Prompt engineering is effective but labor-intensive, motivating automated optimization methods. Existing methods typically require labeled datasets, which are often unavailable, and produce verbose, repetitive prompts. We introduce PrefPO, a minimal prompt optimization approach inspired by reinforcement learning from human feedback (RLHF). Its preference-based approach reduces the need for labeled data and hyperparameter tuning-only a starting prompt and natural language criteria are needed. PrefPO uses an LLM discriminator to express pairwise preferences over model outputs and provide feedback to an LLM optimizer, iteratively improving performance. We evaluate PrefPO on 9 BIG-Bench Hard (BBH) tasks and IFEval-Hard, a newly-curated, challenging subset of IFEval.
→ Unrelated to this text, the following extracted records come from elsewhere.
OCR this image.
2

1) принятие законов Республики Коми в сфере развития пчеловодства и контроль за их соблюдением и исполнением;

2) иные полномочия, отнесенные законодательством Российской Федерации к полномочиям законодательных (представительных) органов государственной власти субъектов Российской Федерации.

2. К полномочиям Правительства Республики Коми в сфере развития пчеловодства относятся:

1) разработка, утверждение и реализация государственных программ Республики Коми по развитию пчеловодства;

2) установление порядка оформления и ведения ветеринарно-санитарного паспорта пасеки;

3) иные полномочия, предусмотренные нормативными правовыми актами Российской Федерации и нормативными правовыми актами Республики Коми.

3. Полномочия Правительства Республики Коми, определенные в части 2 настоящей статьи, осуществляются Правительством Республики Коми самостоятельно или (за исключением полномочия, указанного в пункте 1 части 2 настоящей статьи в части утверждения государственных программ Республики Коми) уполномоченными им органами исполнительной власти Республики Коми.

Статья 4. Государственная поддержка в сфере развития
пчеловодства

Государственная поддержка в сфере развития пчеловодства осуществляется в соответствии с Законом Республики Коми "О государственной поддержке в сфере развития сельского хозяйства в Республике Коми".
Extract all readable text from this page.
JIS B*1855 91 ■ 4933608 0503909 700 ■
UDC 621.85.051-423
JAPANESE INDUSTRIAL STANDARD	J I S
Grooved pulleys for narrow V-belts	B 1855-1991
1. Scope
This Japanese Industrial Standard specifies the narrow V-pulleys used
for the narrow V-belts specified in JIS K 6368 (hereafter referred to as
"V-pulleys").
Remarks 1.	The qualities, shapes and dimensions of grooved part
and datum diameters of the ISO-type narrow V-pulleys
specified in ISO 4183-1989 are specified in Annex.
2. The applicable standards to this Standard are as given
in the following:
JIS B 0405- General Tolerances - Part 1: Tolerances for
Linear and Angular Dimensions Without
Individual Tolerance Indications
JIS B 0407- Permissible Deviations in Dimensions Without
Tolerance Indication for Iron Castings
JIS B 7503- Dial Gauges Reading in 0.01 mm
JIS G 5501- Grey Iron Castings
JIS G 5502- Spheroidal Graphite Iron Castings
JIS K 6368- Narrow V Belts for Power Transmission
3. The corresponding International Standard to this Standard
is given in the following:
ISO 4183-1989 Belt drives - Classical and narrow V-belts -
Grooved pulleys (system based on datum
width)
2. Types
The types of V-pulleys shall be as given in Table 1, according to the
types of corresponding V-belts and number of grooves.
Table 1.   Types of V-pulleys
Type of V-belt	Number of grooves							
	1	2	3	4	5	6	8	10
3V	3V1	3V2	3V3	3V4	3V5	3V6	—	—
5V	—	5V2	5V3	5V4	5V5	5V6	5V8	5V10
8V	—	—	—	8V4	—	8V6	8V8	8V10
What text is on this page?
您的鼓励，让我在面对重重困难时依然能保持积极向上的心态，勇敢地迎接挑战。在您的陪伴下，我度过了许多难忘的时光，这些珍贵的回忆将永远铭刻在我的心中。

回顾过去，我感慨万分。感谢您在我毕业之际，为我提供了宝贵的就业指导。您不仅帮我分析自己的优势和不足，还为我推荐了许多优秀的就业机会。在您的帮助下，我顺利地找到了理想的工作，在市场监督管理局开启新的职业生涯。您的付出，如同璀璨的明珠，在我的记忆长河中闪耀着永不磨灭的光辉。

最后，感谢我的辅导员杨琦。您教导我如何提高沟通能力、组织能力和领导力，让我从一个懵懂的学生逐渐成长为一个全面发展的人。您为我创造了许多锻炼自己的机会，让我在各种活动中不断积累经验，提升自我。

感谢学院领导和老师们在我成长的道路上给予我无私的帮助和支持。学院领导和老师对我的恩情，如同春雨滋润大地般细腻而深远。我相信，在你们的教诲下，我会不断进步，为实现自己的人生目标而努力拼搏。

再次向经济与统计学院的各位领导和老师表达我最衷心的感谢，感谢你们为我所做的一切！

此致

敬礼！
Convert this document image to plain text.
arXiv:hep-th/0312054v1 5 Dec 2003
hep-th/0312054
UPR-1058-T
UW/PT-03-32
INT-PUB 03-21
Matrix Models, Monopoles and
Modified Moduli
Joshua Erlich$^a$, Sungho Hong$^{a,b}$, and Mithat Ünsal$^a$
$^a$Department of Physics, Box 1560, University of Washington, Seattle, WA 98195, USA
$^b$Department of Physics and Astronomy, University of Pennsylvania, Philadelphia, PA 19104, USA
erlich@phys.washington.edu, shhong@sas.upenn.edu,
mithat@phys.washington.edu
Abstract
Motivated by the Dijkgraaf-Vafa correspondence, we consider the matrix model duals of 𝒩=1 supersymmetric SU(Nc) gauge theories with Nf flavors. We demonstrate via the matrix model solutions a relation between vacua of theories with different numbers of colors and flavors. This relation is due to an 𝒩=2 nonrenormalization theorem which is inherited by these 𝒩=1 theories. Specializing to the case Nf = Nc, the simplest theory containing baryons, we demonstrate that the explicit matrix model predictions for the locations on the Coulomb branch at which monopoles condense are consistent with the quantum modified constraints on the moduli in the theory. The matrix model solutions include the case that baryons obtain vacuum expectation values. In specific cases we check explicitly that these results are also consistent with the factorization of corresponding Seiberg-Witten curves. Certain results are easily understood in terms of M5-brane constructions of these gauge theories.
PrefPO matches or exceeds SOTA methods, including GEPA, MIPRO, and TextGrad, on 6/9 tasks and performs comparably to TextGrad on IFEval-Hard (82.4% vs 84.5%). Unlike other methods, PrefPO can optimize in both labeled and unlabeled settings. Without labels, PrefPO closely matches its labeled performance on 6/9 tasks, proving effective without ground truth. PrefPO also improves prompt hygiene: we find existing methods produce prompts 14.7x their original length or with 34% repetitive content; PrefPO reduces these issues by 3-5x. Furthermore, both LLM and human judges rate PrefPO's prompts higher than TextGrad's. Finally, we identify prompt hacking in prompt optimizers, where methods game evaluation criteria, and find PrefPO is susceptible at half the rate of TextGrad (37% vs 86%), generating fewer brittle, misaligned prompts.